Pour subvenir à ses besoins en eau, la communauté autonome n’a donc pas d’autre choix que de négocier avec l’Espagne. Afin d’éviter les conflits avec les autres régions de la péninsule ibérique, un autre projet avait pourtant été évoqué par le passé : celui d’une construction hydraulique qui aurait permis de transférer de l’eau du Rhône vers la Catalogne. Mais il a finalement été abandonné : « C’est difficile de demander aux agriculteurs français de donner de l’eau à d’autres qui produisent moins cher en Espagne », dit Dario Salinas Palacios.

La plus grande usine de dessalement d’Europe 

Afin d’éviter de nouvelles pénuries après le gros épisode de sécheresse de 2008, les autorités ont finalement opté pour la construction de la plus grande usine de dessalement d’Europe qui a vu le jour en juillet 2009. Située en mer au large de Barcelone, elle a été financée à 75 % par l’Union européenne. « L’eau qui y est produite est exclusivement destinée à la région, précise Fernando Prieto. La transporter vers d’autres régions espagnoles serait trop coûteux. » L’usine filtre ainsi 200.000 mètres cubes d’eau potable par jour, alimentant près de 20 % des habitants de la région. Mais cette eau dessalée ne sert qu’à la consommation urbaine d’eau potable : « Le but de cette usine est d’éviter des restrictions d’eau en cas de sécheresse. Cette solution n’est pas durable, car ce système est très cher et dépense énormément d’énergie », indique Dario Salinas Palacios.
Maurici Dalmau, coordinateur du parti écologique espagnol Equo, estime également que l’utilisation de cette usine doit intervenir comme « dernier recours » : « Il faut avant tout faire attention aux ressources dont dispose déjà la Catalogne, et les utiliser avec précaution, » dit-il à Reporterre. Pour lui, cela passe par un changement de modèle économique : « En Espagne, et principalement en Catalogne, l’économie est très axée sur le tourisme de masse, ce qui nécessite énormément d’eau : aujourd’hui les villes sont devenues des parcs thématiques. Il faut commencer par diversifier cette économie pour perdre moins d’eau dans le circuit et apprendre à la réutiliser. »

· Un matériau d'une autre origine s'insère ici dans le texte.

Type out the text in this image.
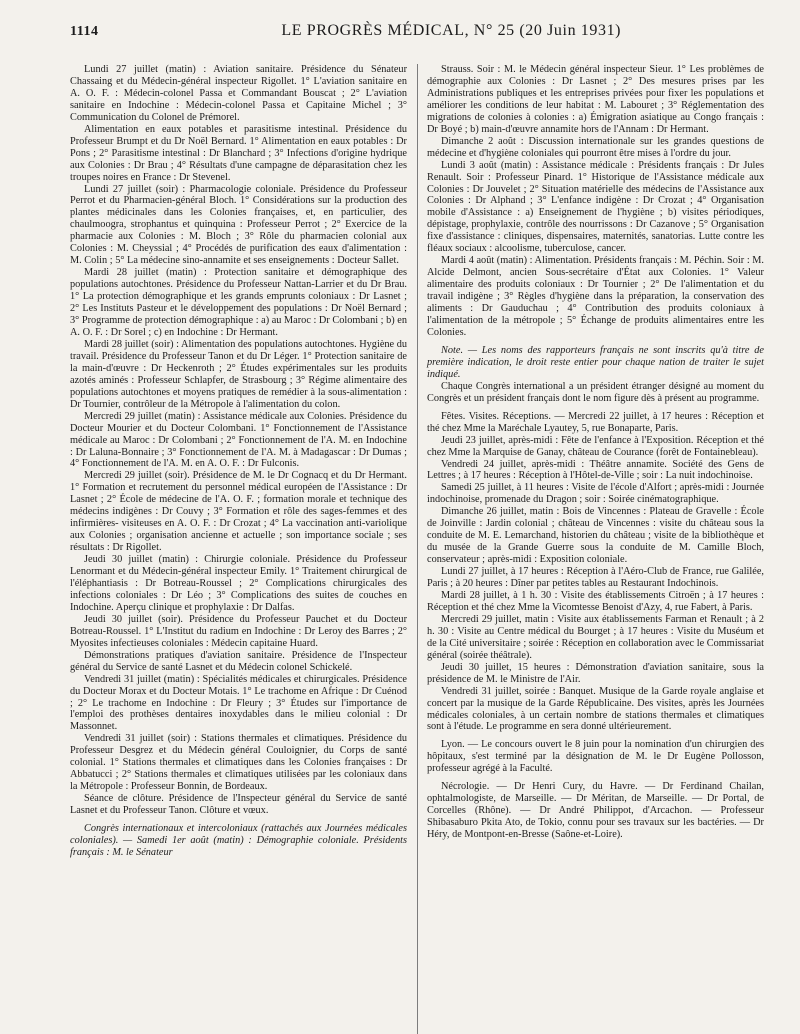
1114	LE PROGRÈS MÉDICAL, N° 25 (20 Juin 1931)

Lundi 27 juillet (matin) : Aviation sanitaire. Présidence du Sénateur Chassaing et du Médecin-général inspecteur Rigollet. 1° L'aviation sanitaire en A. O. F. : Médecin-colonel Passa et Commandant Bouscat ; 2° L'aviation sanitaire en Indochine : Médecin-colonel Passa et Capitaine Michel ; 3° Communication du Colonel de Prémorel.

Alimentation en eaux potables et parasitisme intestinal. Présidence du Professeur Brumpt et du Dr Noël Bernard. 1° Alimentation en eaux potables : Dr Pons ; 2° Parasitisme intestinal : Dr Blanchard ; 3° Infections d'origine hydrique aux Colonies : Dr Brau ; 4° Résultats d'une campagne de déparasitation chez les troupes noires en France : Dr Stevenel.

Lundi 27 juillet (soir) : Pharmacologie coloniale. Présidence du Professeur Perrot et du Pharmacien-général Bloch. 1° Considérations sur la production des plantes médicinales dans les Colonies françaises, et, en particulier, des chaulmoogra, strophantus et quinquina : Professeur Perrot ; 2° Exercice de la pharmacie aux Colonies : M. Bloch ; 3° Rôle du pharmacien colonial aux Colonies : M. Cheyssial ; 4° Procédés de purification des eaux d'alimentation : M. Colin ; 5° La médecine sino-annamite et ses enseignements : Docteur Sallet.

Mardi 28 juillet (matin) : Protection sanitaire et démographique des populations autochtones. Présidence du Professeur Nattan-Larrier et du Dr Brau. 1° La protection démographique et les grands emprunts coloniaux : Dr Lasnet ; 2° Les Instituts Pasteur et le développement des populations : Dr Noël Bernard ; 3° Programme de protection démographique : a) au Maroc : Dr Colombani ; b) en A. O. F. : Dr Sorel ; c) en Indochine : Dr Hermant.

Mardi 28 juillet (soir) : Alimentation des populations autochtones. Hygiène du travail. Présidence du Professeur Tanon et du Dr Léger. 1° Protection sanitaire de la main-d'œuvre : Dr Heckenroth ; 2° Études expérimentales sur les produits azotés aminés : Professeur Schlapfer, de Strasbourg ; 3° Régime alimentaire des populations autochtones et moyens pratiques de remédier à la sous-alimentation : Dr Tournier, contrôleur de la Métropole à l'alimentation du colon.

Mercredi 29 juillet (matin) : Assistance médicale aux Colonies. Présidence du Docteur Mourier et du Docteur Colombani. 1° Fonctionnement de l'Assistance médicale au Maroc : Dr Colombani ; 2° Fonctionnement de l'A. M. en Indochine : Dr Laluna-Bonnaire ; 3° Fonctionnement de l'A. M. à Madagascar : Dr Dumas ; 4° Fonctionnement de l'A. M. en A. O. F. : Dr Fulconis.

Mercredi 29 juillet (soir). Présidence de M. le Dr Cognacq et du Dr Hermant. 1° Formation et recrutement du personnel médical européen de l'Assistance : Dr Lasnet ; 2° École de médecine de l'A. O. F. ; formation morale et technique des médecins indigènes : Dr Couvy ; 3° Formation et rôle des sages-femmes et des infirmières- visiteuses en A. O. F. : Dr Crozat ; 4° La vaccination anti-variolique aux Colonies ; organisation ancienne et actuelle ; son importance sociale ; ses résultats : Dr Rigollet.

Jeudi 30 juillet (matin) : Chirurgie coloniale. Présidence du Professeur Lenormant et du Médecin-général inspecteur Emily. 1° Traitement chirurgical de l'éléphantiasis : Dr Botreau-Roussel ; 2° Complications chirurgicales des infections coloniales : Dr Léo ; 3° Complications des suites de couches en Indochine. Aperçu clinique et prophylaxie : Dr Dalfas.

Jeudi 30 juillet (soir). Présidence du Professeur Pauchet et du Docteur Botreau-Roussel. 1° L'Institut du radium en Indochine : Dr Leroy des Barres ; 2° Myosites infectieuses coloniales : Médecin capitaine Huard.

Démonstrations pratiques d'aviation sanitaire. Présidence de l'Inspecteur général du Service de santé Lasnet et du Médecin colonel Schickelé.

Vendredi 31 juillet (matin) : Spécialités médicales et chirurgicales. Présidence du Docteur Morax et du Docteur Motais. 1° Le trachome en Afrique : Dr Cuénod ; 2° Le trachome en Indochine : Dr Fleury ; 3° Études sur l'importance de l'emploi des prothèses dentaires inoxydables dans le milieu colonial : Dr Massonnet.

Vendredi 31 juillet (soir) : Stations thermales et climatiques. Présidence du Professeur Desgrez et du Médecin général Couloignier, du Corps de santé colonial. 1° Stations thermales et climatiques dans les Colonies françaises : Dr Abbatucci ; 2° Stations thermales et climatiques utilisées par les coloniaux dans la Métropole : Professeur Bonnin, de Bordeaux.

Séance de clôture. Présidence de l'Inspecteur général du Service de santé Lasnet et du Professeur Tanon. Clôture et vœux.

Congrès internationaux et intercoloniaux (rattachés aux Journées médicales coloniales). — Samedi 1er août (matin) : Démographie coloniale. Présidents français : M. le Sénateur

Strauss. Soir : M. le Médecin général inspecteur Sieur. 1° Les problèmes de démographie aux Colonies : Dr Lasnet ; 2° Des mesures prises par les Administrations publiques et les entreprises privées pour fixer les populations et améliorer les conditions de leur habitat : M. Labouret ; 3° Réglementation des migrations de colonies à colonies : a) Émigration asiatique au Congo français : Dr Boyé ; b) main-d'œuvre annamite hors de l'Annam : Dr Hermant.

Dimanche 2 août : Discussion internationale sur les grandes questions de médecine et d'hygiène coloniales qui pourront être mises à l'ordre du jour.

Lundi 3 août (matin) : Assistance médicale : Présidents français : Dr Jules Renault. Soir : Professeur Pinard. 1° Historique de l'Assistance médicale aux Colonies : Dr Jouvelet ; 2° Situation matérielle des médecins de l'Assistance aux Colonies : Dr Alphand ; 3° L'enfance indigène : Dr Crozat ; 4° Organisation mobile d'Assistance : a) Enseignement de l'hygiène ; b) visites périodiques, dépistage, prophylaxie, contrôle des nourrissons : Dr Cazanove ; 5° Organisation fixe d'assistance : cliniques, dispensaires, maternités, sanatorias. Lutte contre les fléaux sociaux : alcoolisme, tuberculose, cancer.

Mardi 4 août (matin) : Alimentation. Présidents français : M. Péchin. Soir : M. Alcide Delmont, ancien Sous-secrétaire d'État aux Colonies. 1° Valeur alimentaire des produits coloniaux : Dr Tournier ; 2° De l'alimentation et du travail indigène ; 3° Règles d'hygiène dans la préparation, la conservation des aliments : Dr Gauduchau ; 4° Contribution des produits coloniaux à l'alimentation de la métropole ; 5° Échange de produits alimentaires entre les Colonies.

Note. — Les noms des rapporteurs français ne sont inscrits qu'à titre de première indication, le droit reste entier pour chaque nation de traiter le sujet indiqué.

Chaque Congrès international a un président étranger désigné au moment du Congrès et un président français dont le nom figure dès à présent au programme.

Fêtes. Visites. Réceptions. — Mercredi 22 juillet, à 17 heures : Réception et thé chez Mme la Maréchale Lyautey, 5, rue Bonaparte, Paris.

Jeudi 23 juillet, après-midi : Fête de l'enfance à l'Exposition. Réception et thé chez Mme la Marquise de Ganay, château de Courance (forêt de Fontainebleau).

Vendredi 24 juillet, après-midi : Théâtre annamite. Société des Gens de Lettres ; à 17 heures : Réception à l'Hôtel-de-Ville ; soir : La nuit indochinoise.

Samedi 25 juillet, à 11 heures : Visite de l'école d'Alfort ; après-midi : Journée indochinoise, promenade du Dragon ; soir : Soirée cinématographique.

Dimanche 26 juillet, matin : Bois de Vincennes : Plateau de Gravelle : École de Joinville : Jardin colonial ; château de Vincennes : visite du château sous la conduite de M. E. Lemarchand, historien du château ; visite de la bibliothèque et du musée de la Grande Guerre sous la conduite de M. Camille Bloch, conservateur ; après-midi : Exposition coloniale.

Lundi 27 juillet, à 17 heures : Réception à l'Aéro-Club de France, rue Galilée, Paris ; à 20 heures : Dîner par petites tables au Restaurant Indochinois.

Mardi 28 juillet, à 1 h. 30 : Visite des établissements Citroën ; à 17 heures : Réception et thé chez Mme la Vicomtesse Benoist d'Azy, 4, rue Fabert, à Paris.

Mercredi 29 juillet, matin : Visite aux établissements Farman et Renault ; à 2 h. 30 : Visite au Centre médical du Bourget ; à 17 heures : Visite du Muséum et de la Cité universitaire ; soirée : Réception en collaboration avec le Commissariat général (soirée théâtrale).

Jeudi 30 juillet, 15 heures : Démonstration d'aviation sanitaire, sous la présidence de M. le Ministre de l'Air.

Vendredi 31 juillet, soirée : Banquet. Musique de la Garde royale anglaise et concert par la musique de la Garde Républicaine. Des visites, après les Journées médicales coloniales, à un certain nombre de stations thermales et climatiques sont à l'étude. Le programme en sera donné ultérieurement.

Lyon. — Le concours ouvert le 8 juin pour la nomination d'un chirurgien des hôpitaux, s'est terminé par la désignation de M. le Dr Eugène Pollosson, professeur agrégé à la Faculté.

Nécrologie. — Dr Henri Cury, du Havre. — Dr Ferdinand Chailan, ophtalmologiste, de Marseille. — Dr Méritan, de Marseille. — Dr Portal, de Corcelles (Rhône). — Dr André Philippot, d'Arcachon. — Professeur Shibasaburo Pkita Ato, de Tokio, connu pour ses travaux sur les bactéries. — Dr Héry, de Montpont-en-Bresse (Saône-et-Loire).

L’idée est par ailleurs de fournir à tous une eau de qualité. « Si la Catalogne devient indépendante, elle devra respecter la directive-cadre sur l’eau mise en place par l’Union européenne, comme tous les autres États membres », précise Dario Salinas Palacios. Adoptée en l’an 2000, cette directive a pour objectif de limiter la pollution de l’eau, de protéger les écosystèmes et de favoriser la réutilisation des ressources hydriques. Les Catalans n’auront alors pas d’autre choix que d’appliquer cette réglementation, qui pourrait s’avérer être une contrainte de plus vers l’indépendance hydrique.